When you first buy a home you're likely to make a down payment on the property. However, because you financed the purchase, you are now in debt and the lender owns most of the property's value. In traditional mortgages, the monthly payments on the loan are weighted. During the first years, they are largely interest; in time, more of each payment is credited to the loan itself, or the principal.
Gradually, as you pay off principal, you build up equity, or ownership. Your equity also increases if the value of the home increases. This process of gradually obtaining equity and reducing debt through payments of principal and interest is called amortization.
Repaying debt gradually through payments of principal and interest is called amortization. Today's economic climate has given rise to a reverse process called negative amortization. This means that you are losing, not gaining, value, or equity, because your monthly payments may be too low to cover the interest rate agreed upon in the mortgage contract. Instead of paying the full interest costs now, you'll pay them later, either in larger payments or in more payments. You will also be paying interest on that interest.
In other words, the lender postpones collection of the money you owe by increasing the size of your debt. In extreme cases, you may even lose the equity you purchased with your down payment, leaving you in worse financial shape a few years after you purchase your home than when you bought it.
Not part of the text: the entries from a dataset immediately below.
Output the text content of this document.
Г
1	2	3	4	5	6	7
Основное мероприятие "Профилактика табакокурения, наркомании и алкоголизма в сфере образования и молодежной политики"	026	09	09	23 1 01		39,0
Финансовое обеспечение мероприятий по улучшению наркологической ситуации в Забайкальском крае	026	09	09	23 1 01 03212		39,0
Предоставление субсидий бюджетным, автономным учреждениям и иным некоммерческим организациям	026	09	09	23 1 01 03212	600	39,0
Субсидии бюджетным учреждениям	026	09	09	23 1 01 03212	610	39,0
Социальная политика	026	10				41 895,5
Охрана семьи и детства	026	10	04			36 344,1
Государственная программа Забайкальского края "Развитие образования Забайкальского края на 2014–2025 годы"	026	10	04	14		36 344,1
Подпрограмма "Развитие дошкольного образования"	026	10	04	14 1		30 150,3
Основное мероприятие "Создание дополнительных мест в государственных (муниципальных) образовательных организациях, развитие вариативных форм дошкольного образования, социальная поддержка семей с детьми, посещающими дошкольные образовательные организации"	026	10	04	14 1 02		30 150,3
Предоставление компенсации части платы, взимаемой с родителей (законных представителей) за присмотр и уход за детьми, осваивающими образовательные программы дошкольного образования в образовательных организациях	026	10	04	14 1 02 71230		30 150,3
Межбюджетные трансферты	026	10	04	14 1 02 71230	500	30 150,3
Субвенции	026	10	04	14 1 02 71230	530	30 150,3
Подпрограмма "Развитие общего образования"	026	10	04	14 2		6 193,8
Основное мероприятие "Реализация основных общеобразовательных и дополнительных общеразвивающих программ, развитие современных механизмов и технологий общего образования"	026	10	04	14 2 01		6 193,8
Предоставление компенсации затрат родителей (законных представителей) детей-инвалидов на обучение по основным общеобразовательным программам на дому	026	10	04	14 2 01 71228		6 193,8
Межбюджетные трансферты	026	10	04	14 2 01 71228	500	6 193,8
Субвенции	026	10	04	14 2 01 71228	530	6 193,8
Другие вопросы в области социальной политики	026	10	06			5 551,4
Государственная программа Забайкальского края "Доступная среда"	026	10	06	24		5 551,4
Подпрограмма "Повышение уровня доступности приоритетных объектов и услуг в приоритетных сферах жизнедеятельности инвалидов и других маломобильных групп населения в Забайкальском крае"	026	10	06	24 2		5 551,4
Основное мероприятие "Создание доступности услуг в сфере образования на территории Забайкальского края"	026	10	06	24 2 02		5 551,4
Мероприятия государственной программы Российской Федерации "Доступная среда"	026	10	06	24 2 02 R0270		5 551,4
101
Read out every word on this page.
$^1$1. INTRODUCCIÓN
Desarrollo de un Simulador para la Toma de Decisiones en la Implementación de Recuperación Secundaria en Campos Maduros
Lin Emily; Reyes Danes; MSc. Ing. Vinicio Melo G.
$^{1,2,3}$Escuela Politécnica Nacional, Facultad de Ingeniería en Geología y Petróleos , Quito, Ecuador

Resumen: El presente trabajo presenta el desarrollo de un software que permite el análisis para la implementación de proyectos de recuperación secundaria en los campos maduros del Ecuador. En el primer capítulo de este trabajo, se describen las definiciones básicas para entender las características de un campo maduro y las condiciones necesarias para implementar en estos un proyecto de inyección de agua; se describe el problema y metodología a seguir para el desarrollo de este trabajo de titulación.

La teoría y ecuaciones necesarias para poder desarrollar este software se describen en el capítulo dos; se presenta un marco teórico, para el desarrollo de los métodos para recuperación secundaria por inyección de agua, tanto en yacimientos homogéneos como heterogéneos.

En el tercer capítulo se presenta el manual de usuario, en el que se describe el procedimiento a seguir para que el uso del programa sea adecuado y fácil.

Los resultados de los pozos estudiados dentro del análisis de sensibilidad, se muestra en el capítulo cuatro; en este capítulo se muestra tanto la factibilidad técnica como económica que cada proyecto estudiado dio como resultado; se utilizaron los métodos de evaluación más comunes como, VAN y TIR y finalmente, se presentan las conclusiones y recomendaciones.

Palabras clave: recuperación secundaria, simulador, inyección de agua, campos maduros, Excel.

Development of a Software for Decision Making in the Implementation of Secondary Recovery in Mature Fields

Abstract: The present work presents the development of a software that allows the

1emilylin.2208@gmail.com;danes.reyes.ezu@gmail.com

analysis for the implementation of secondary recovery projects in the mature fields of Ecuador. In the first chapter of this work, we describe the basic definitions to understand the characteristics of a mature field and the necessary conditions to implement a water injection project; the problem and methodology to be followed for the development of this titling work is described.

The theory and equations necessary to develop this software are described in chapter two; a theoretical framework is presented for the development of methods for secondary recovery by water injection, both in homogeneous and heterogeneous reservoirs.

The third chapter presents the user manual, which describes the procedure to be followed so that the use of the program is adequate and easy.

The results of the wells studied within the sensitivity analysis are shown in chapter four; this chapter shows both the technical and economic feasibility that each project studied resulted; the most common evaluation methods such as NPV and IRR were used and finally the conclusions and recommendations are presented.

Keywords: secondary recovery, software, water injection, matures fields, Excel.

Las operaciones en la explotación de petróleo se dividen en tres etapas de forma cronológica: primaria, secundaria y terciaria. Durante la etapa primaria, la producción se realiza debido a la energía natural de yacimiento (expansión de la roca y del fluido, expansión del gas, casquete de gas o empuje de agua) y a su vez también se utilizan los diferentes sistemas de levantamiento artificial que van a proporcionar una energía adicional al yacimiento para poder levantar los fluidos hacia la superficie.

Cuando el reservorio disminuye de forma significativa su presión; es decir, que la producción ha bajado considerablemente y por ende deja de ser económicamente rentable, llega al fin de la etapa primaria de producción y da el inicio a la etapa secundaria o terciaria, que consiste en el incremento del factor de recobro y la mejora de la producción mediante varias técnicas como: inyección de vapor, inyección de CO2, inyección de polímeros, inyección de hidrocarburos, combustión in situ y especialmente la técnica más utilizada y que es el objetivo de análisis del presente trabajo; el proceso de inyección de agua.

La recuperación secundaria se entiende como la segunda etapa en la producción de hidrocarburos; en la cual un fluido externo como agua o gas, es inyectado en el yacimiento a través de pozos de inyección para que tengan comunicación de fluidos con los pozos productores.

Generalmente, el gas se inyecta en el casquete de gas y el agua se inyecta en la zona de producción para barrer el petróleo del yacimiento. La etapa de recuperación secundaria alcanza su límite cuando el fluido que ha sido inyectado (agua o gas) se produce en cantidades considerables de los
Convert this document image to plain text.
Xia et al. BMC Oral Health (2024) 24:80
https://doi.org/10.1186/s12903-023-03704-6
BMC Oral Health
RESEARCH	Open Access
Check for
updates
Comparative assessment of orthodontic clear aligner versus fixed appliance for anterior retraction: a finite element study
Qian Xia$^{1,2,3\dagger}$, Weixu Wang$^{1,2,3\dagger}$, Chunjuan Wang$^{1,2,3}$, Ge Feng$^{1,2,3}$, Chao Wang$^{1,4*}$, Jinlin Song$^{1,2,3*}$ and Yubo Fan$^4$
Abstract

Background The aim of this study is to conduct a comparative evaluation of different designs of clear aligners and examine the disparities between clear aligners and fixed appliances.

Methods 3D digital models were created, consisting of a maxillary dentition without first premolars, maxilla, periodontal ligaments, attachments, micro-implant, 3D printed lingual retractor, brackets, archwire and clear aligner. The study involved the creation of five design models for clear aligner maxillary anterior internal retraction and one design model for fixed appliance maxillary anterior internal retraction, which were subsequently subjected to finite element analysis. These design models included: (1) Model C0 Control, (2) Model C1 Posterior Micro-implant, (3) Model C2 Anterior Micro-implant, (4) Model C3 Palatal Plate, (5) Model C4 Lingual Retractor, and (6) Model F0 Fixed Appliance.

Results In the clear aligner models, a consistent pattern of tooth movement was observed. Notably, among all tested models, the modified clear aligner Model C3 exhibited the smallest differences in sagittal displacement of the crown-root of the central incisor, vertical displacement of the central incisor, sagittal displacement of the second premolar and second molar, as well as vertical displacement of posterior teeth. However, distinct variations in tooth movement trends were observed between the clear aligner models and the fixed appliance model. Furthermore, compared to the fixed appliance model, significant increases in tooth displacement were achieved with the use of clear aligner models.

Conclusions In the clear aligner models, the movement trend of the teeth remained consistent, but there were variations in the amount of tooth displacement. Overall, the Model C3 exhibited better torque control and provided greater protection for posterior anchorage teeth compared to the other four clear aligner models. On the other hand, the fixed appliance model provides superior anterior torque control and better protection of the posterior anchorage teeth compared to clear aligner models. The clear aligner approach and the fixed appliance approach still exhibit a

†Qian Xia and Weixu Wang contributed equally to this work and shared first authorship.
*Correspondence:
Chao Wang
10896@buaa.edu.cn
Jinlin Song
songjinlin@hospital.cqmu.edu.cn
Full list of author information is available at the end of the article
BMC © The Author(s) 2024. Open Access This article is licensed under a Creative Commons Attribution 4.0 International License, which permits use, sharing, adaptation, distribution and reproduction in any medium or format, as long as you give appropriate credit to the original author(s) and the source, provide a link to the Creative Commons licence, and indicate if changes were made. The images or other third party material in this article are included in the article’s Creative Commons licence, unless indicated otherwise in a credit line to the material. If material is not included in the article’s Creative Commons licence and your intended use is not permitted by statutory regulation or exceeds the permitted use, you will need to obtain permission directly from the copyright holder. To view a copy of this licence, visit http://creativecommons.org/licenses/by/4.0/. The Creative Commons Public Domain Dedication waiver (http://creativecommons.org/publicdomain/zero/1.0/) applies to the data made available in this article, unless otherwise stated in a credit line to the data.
Certain loans, such as graduated payment mortgages, are structured so that you regain the lost ground with payments that eventually rise high enough to fully pay off your debt. And you may also be able to pay off the extra costs if your home is gaining rapidly in value or if your income is rising fast enough to meet the increased obligation. But if it isn't, you may realize a loss if, for example, you sign a below-market adjustable rate mortgage in January and try to sell the home in August when interest rates are higher. You could end up owing more than you'd make on the sale.